From these and other verses, Presbyterians have developed our doctrine of "Church discipline." Defined rather broadly, "Church discipline" refers to the processes by which people are brought into the Church, kept in the Church, and (because of unrepentant sin) removed from the Church, all by the Holy Spirit working through the elders whom the Spirit has already raised up to govern the Church. These doctrines are discussed in the Westminster Confession of Faith chapters 25 and 30 (which you can find, with Scripture proofs, here. The Orthodox Presbyterian Church's "Book of Discipline," which lays out the ways in which we believe these Biblical commands and doctrines should best be applied in the life of the Church, is on pages 91-120 of our Book of Church Order, and can be found online here.
Perhaps the best Biblical summary of the process of Church discipline is Matthew 18:15-20:
15 "If your brother sins against you, go and tell him his fault, between you and him alone. If he listens to you, you have gained your brother.
16 But if he does not listen, take one or two others along with you, that every charge may be established by the evidence of two or three witnesses.
17 If he refuses to listen to them, tell it to the church. And if he refuses to listen even to the church, let him be to you as a Gentile and a tax collector.
18 Truly, I say to you, whatever you bind on earth shall have been bound in heaven, and whatever you loose on earth shall have been loosed in heaven.
19 Again I say to you, if two of you agree on earth about anything they ask, it will be done for them by my Father in heaven.
20 For where two or three are gathered in my name, there am I among them."
In Matthew 18:15-17, our Lord commands a process for dealing with sin. The end point of that process is "telling it to the Church," which (in the context of the rest of Scripture) we understand to mean bringing the matter to the elders of the Church, who, when gathered together as a council to judge a matter upon good and sufficient evidence, have the power to excommunicate unrepentant sinners ("...let him be to you as a Gentile and a tax collector.").
In Matthew 18:18-20, Jesus gives the disciples, and their successors the elders of the Church, an extraordinary promise. When they determine together to admit a person into Church membership, that decision shall reflect what God has already determined, which is also the case should they determine to excommunicate a Church member (Matthew 18:18-19). How can this be? Because Jesus Christ, by his Holy Spirit, will be present among the elders of the Church whenever they are gathered, under his authority, to govern Christ's Church in his name and according to his Word in the Bible (Matthew 18:20).

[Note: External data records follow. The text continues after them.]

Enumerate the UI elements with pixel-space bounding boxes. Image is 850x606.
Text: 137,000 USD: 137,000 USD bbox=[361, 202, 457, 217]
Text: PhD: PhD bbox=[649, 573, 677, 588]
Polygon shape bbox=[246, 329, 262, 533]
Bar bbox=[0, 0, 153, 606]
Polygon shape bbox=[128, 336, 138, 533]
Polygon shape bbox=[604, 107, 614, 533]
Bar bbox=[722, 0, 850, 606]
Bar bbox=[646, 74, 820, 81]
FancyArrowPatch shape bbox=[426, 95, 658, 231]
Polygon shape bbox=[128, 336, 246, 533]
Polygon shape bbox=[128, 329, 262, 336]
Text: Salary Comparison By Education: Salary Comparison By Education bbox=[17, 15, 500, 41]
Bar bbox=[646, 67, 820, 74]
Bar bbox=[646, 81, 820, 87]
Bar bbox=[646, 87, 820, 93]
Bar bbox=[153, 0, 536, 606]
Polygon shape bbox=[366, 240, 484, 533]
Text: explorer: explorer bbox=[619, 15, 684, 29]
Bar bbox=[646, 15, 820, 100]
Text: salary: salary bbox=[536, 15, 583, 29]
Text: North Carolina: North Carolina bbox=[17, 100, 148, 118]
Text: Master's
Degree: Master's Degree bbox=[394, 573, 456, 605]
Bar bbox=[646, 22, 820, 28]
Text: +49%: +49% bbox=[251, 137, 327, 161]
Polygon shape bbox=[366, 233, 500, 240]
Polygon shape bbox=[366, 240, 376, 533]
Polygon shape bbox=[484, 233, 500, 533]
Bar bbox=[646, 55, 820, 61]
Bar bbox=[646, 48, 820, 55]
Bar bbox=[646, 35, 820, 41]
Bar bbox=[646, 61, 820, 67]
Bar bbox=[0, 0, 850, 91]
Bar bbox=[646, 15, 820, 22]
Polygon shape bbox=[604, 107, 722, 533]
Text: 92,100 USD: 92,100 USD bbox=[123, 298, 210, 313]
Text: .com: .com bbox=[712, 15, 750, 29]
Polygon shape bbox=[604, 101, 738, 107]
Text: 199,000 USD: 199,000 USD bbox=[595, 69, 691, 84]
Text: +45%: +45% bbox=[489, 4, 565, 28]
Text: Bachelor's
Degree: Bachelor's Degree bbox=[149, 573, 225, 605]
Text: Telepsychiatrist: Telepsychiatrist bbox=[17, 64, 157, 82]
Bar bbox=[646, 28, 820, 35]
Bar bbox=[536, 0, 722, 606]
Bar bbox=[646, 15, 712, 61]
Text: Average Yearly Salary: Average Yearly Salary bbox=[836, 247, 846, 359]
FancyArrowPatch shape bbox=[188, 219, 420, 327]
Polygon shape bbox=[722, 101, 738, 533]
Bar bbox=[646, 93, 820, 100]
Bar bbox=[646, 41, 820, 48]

The rules and procedures by which Presbyterians exercise Church discipline have evolved over the centuries as we have grown in our understanding of Scripture and had more experience in applying the principles of God's Word in the government and life of the Church. As for what the Church Fathers thought about these verses, you should know that term covers a great number of men and centuries; I am not qualified to say what their consensus opinion was, if such a judgment is even possible. As for John Calvin, in his commentaries on these passages, he argues that they refer to the work of the Holy Spirit in either bringing men to salvation, or condemning them for their hardness of heart, when the Word of God is preached. This view agrees with the Presbyterian understanding because we believe Church discipline begins (and often ends) with preaching. In preaching, sin is exposed, the Gospel is proclaimed, and God's people repent and turn from their sins because of the grace of God in the Cross of Jesus Christ. Thus, while the current Presbyterian understanding of these passages is more developed and nuanced than Calvin's, it is substantially in agreement.